Мы отправились в город на бусе. Я был так взволнован, что едва мог сосредоточиться на предотлетных молитвах и проговаривал их без чувства. Помню, что корил себя из-за этого, когда мы попали в турбулентность, и еще помню, что священник в капсуле обвиняюще на меня смотрел. Я знал, что если мы разобьемся, случится это из-за меня, но он ничего не сказал, и я провел остаток пути в отчаянной молитве.
В городе мы прокатились вдоль реки на циклолете. Я никогда раньше не бывал на циклолете, или на реке, но помню лишь одно – как молился, чтобы защитный купол не поддался вихрящемуся газу и чтобы грязь не утянула нас прямиком в ад.
Собор был огромным стадионом. В остальной Системе такие места отводились под спорт. Конечно, я уже видел собор на монитории, дома и в церкви, но сидеть на трибуне в окружении десятков тысяч прихожан было словно попасть живым на небо. Наша иерсалемская церковка уместилась бы в самом центре поля, и травы вокруг было бы столько, что я не смог бы докинуть до нее мячом. Огромный стадион был открыт небесам, и с неба над нами облезала шелуха – тучи разворачивали свои кошмарные обличья, дьявол искушал нас вообразить худшее. Помня, чему меня учили, я не поднимал взгляда. Было видно, где убрали обычно стоявшие вокруг центрального овала шесты: в глаза бросались пятна обожженной земли. Пока мы ждали оркреста, стадионная монитория показывала записи исторических раскаяний. Раскаяний в вероотступничестве, в идолопоклонстве, в ереси, а иногда – в обычном уголовном преступлении.
Теперь я вспоминаю тот день – и не могу поверить. Так странно. Я думаю о своем раннем детстве – до Пеллонхорка – как о времени невинности. Геенна звала себя невинной планетой, и ее священники рьяно защищали эту невинность.
Но что такое невинность? Может ли человек открыть глаза, посмотреть на мир и остаться невинным? Может ли человек закрыть глаза, чтобы не видеть жизни, и назвать себя невинным?
А я могу, оглядываясь на все то, что видел и делал? И кто будет мне судьей? Тот, кто не понимает, судить не может.
Атмосфера в соборе была восхитительной. Потрясающее ощущение единства.

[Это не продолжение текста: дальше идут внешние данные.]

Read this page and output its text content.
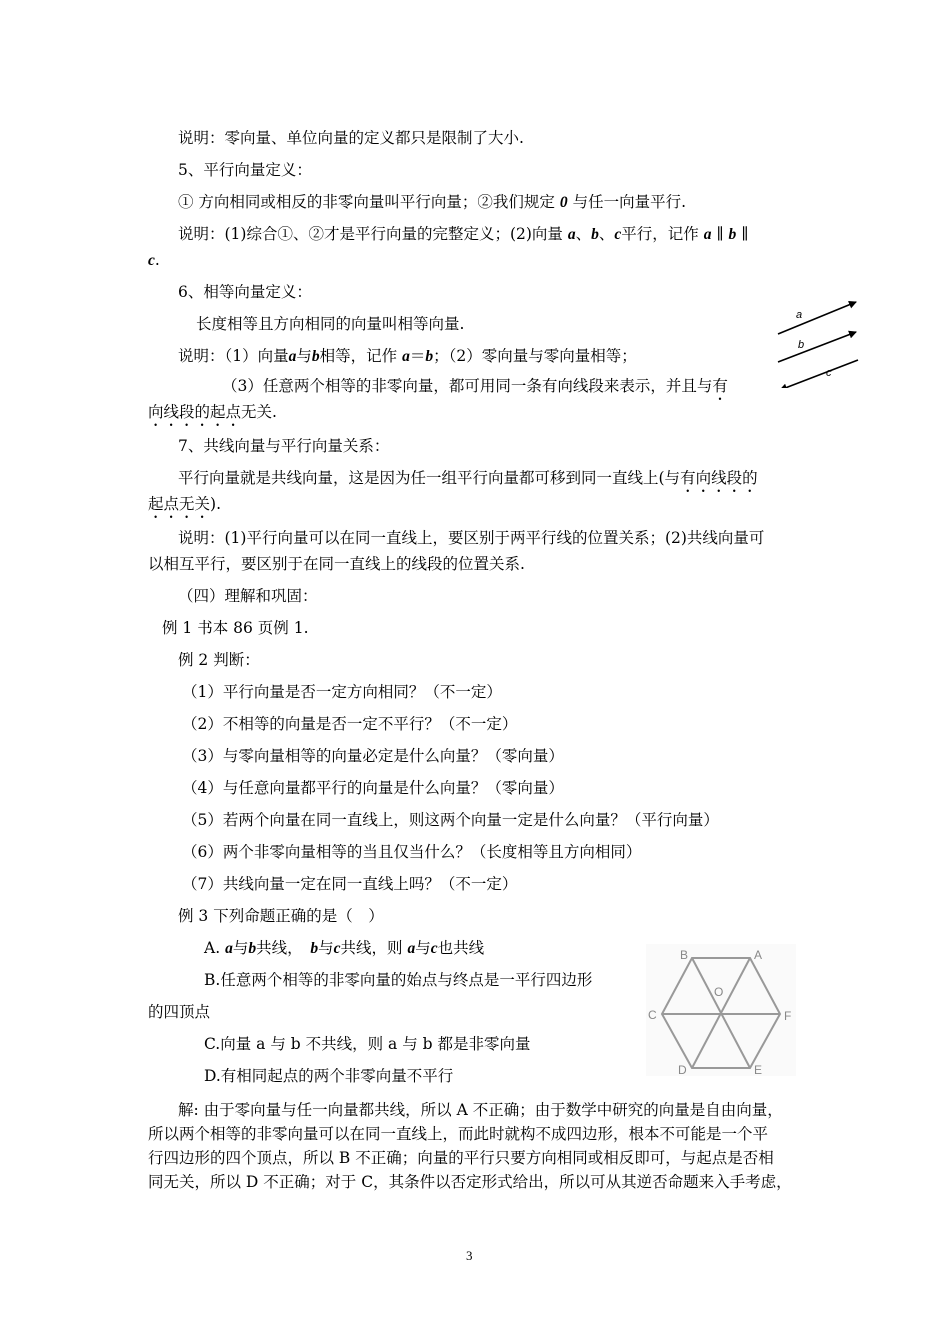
说明：零向量、单位向量的定义都只是限制了大小.
5、平行向量定义：
① 方向相同或相反的非零向量叫平行向量；②我们规定 0 与任一向量平行.
说明：(1)综合①、②才是平行向量的完整定义；(2)向量 a、b、c平行，记作 a ∥ b ∥
c.
6、相等向量定义：
长度相等且方向相同的向量叫相等向量.
说明：（1）向量a与b相等，记作 a＝b；（2）零向量与零向量相等；
（3）任意两个相等的非零向量，都可用同一条有向线段来表示，并且与有
向线段的起点无关.
7、共线向量与平行向量关系：
平行向量就是共线向量，这是因为任一组平行向量都可移到同一直线上(与有向线段的
起点无关).
说明：(1)平行向量可以在同一直线上，要区别于两平行线的位置关系；(2)共线向量可
以相互平行，要区别于在同一直线上的线段的位置关系.
（四）理解和巩固：
例 1 书本 86 页例 1.
例 2 判断：
（1）平行向量是否一定方向相同？（不一定）
（2）不相等的向量是否一定不平行？（不一定）
（3）与零向量相等的向量必定是什么向量？（零向量）
（4）与任意向量都平行的向量是什么向量？（零向量）
（5）若两个向量在同一直线上，则这两个向量一定是什么向量？（平行向量）
（6）两个非零向量相等的当且仅当什么？（长度相等且方向相同）
（7）共线向量一定在同一直线上吗？（不一定）
例 3 下列命题正确的是（　）
A. a与b共线，　 b与c共线，则 a与c也共线
B.任意两个相等的非零向量的始点与终点是一平行四边形
的四顶点
C.向量 a 与 b 不共线，则 a 与 b 都是非零向量
D.有相同起点的两个非零向量不平行
解: 由于零向量与任一向量都共线，所以 A 不正确；由于数学中研究的向量是自由向量，
所以两个相等的非零向量可以在同一直线上，而此时就构不成四边形，根本不可能是一个平
行四边形的四个顶点，所以 B 不正确；向量的平行只要方向相同或相反即可，与起点是否相
同无关，所以 D 不正确；对于 C，其条件以否定形式给出，所以可从其逆否命题来入手考虑，
a
b
c
B	A
O
C	F
D	E
3
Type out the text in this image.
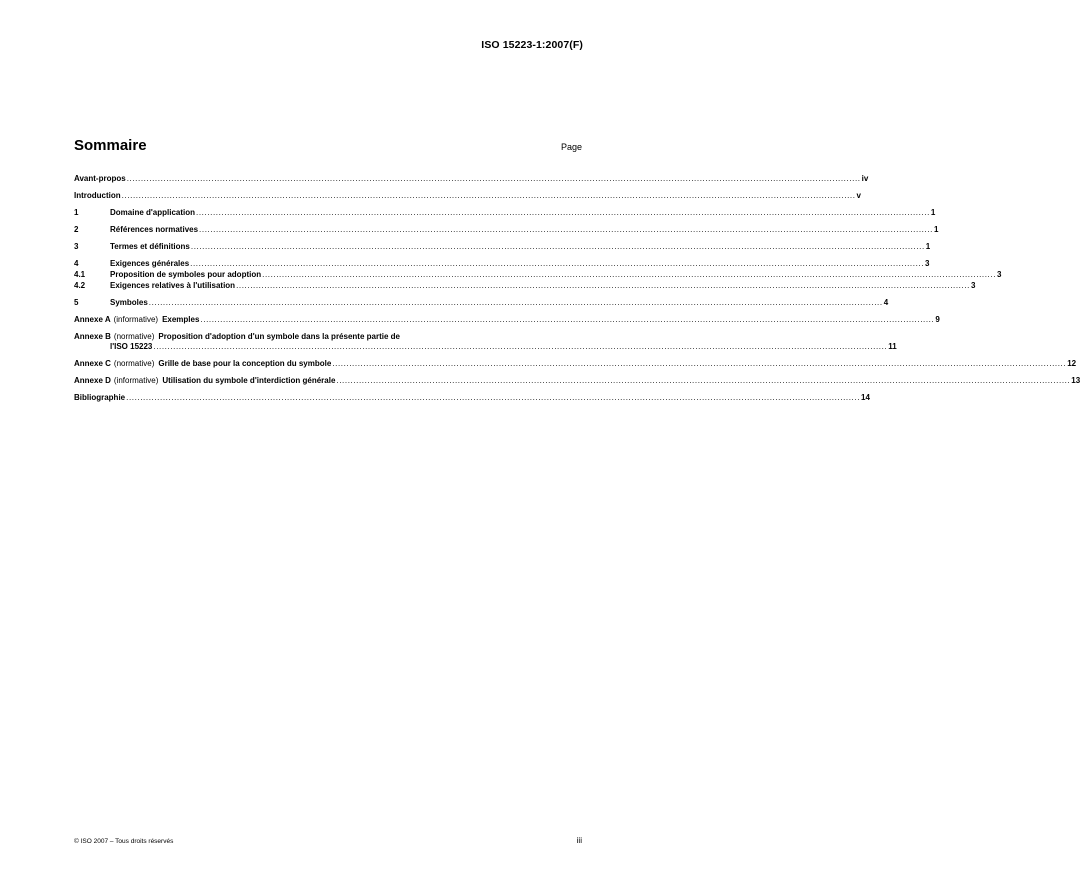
ISO 15223-1:2007(F)
Sommaire	Page
Avant-propos .....	iv
Introduction .....	v
1	Domaine d'application .....	1
2	Références normatives .....	1
3	Termes et définitions .....	1
4	Exigences générales .....	3
4.1	Proposition de symboles pour adoption .....	3
4.2	Exigences relatives à l'utilisation .....	3
5	Symboles .....	4
Annexe A (informative) Exemples .....	9
Annexe B (normative) Proposition d'adoption d'un symbole dans la présente partie de
l'ISO 15223 .....	11
Annexe C (normative) Grille de base pour la conception du symbole .....	12
Annexe D (informative) Utilisation du symbole d'interdiction générale .....	13
Bibliographie .....	14
© ISO 2007 – Tous droits réservés	iii
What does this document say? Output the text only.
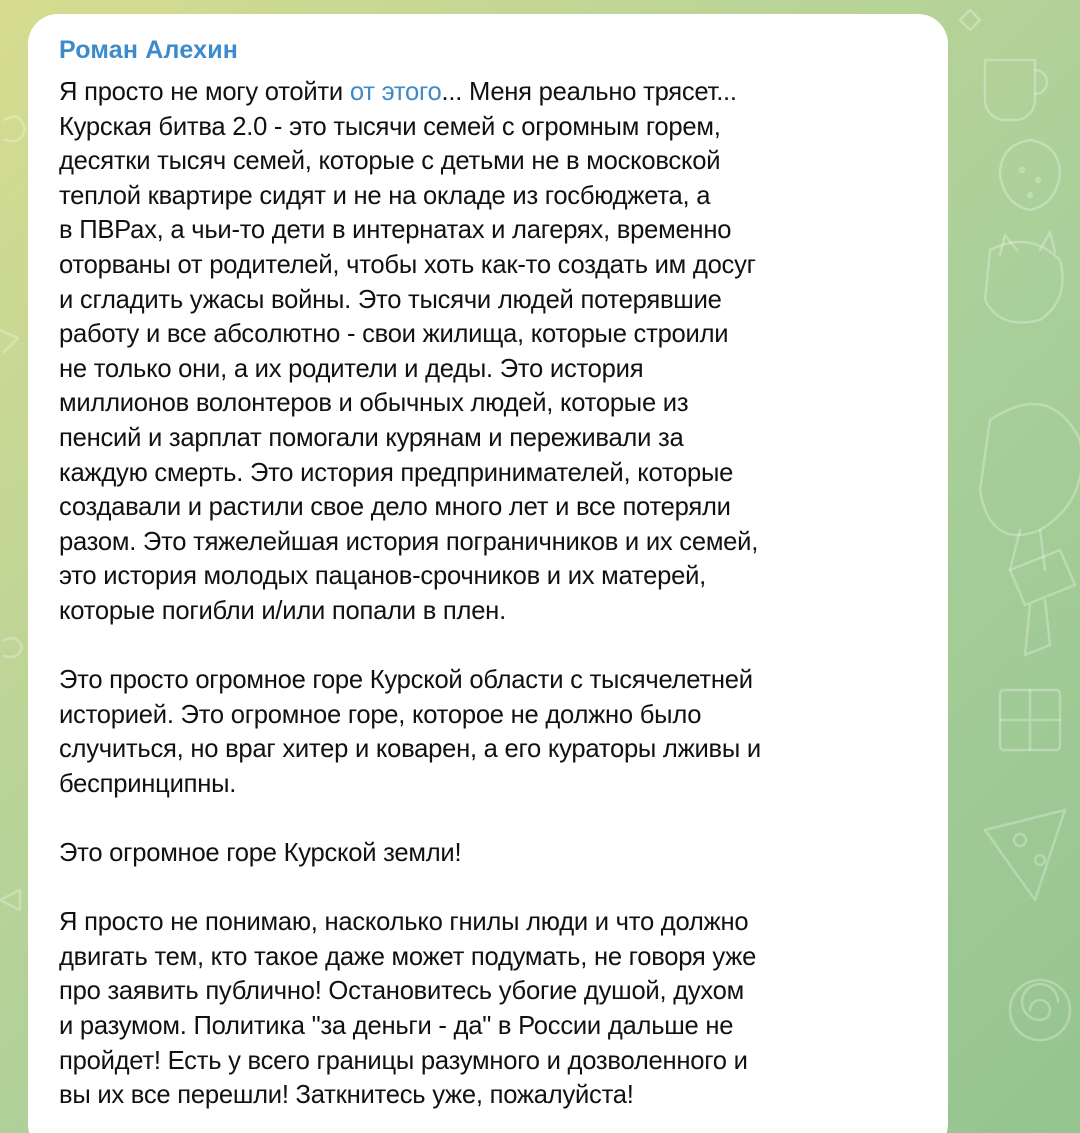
Роман Алехин

Я просто не могу отойти от этого... Меня реально трясет...

Курская битва 2.0 - это тысячи семей с огромным горем,

десятки тысяч семей, которые с детьми не в московской

теплой квартире сидят и не на окладе из госбюджета, а

в ПВРах, а чьи-то дети в интернатах и лагерях, временно

оторваны от родителей, чтобы хоть как-то создать им досуг

и сгладить ужасы войны. Это тысячи людей потерявшие

работу и все абсолютно - свои жилища, которые строили

не только они, а их родители и деды. Это история

миллионов волонтеров и обычных людей, которые из

пенсий и зарплат помогали курянам и переживали за

каждую смерть. Это история предпринимателей, которые

создавали и растили свое дело много лет и все потеряли

разом. Это тяжелейшая история пограничников и их семей,

это история молодых пацанов-срочников и их матерей,

которые погибли и/или попали в плен.

Это просто огромное горе Курской области с тысячелетней

историей. Это огромное горе, которое не должно было

случиться, но враг хитер и коварен, а его кураторы лживы и

беспринципны.

Это огромное горе Курской земли!

Я просто не понимаю, насколько гнилы люди и что должно

двигать тем, кто такое даже может подумать, не говоря уже

про заявить публично! Остановитесь убогие душой, духом

и разумом. Политика "за деньги - да" в России дальше не

пройдет! Есть у всего границы разумного и дозволенного и

вы их все перешли! Заткнитесь уже, пожалуйста!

Я сидел на высокой трибуне между родителями и держал их за руки. Моя мать разрумянилась. Глаза отца сияли. Я смотрел на поле, зачарованный. Как странно было видеть там не кучку приговоренных, а кого-то другого. Когда музыканты взялись настраивать инструменты, воздух пронизали ноты. Даже сейчас я помню идеальную беспорядочность этих звуков, отсутствие структуры в нотах и аккордах. Свободу.
Амвон, расположенный на одном из концов поля, был от наших мест так далеко, что приходилось вытягивать шею, чтобы разглядеть его на высокой монитории. В тот день проповедовал отец Шеол. Он встал перед аналоем и раскинул руки.
Отец Шеол был легендой – старик почти пятидесяти лет, тем не менее до сих пор переполненный адским пламенем. Голос его существовал отдельно от движения губ на монитории, как будто взывая к нам с небес.
– Приветствую вас, – прогремел он.
Мы взревели в ответ, восторг прокатился по стадиону волной.
– И приветствую вас, оркрест Амадея.
Название он произнес отчетливо. На Геенне именам придавалось огромное значение, и сходство «Амадея» с «Асмодеем» обсуждалось очень долго, прежде чем оркресту выдали разрешение на посадку. Музыканты прервали разминку, чтобы поклониться пастве и ответить на приветствие священника.
Он провозгласил:
– Мы собрались здесь, дабы разделить радость богобоязни. Мы собрались, дабы не забыть об искушении в вышине, воздаянии в глубине, страдании здесь и сейчас и вознаграждении в мире ином. Мы, народ Геенны, приветствуем оркрест Амадея и напоминаем ему о богобоязни.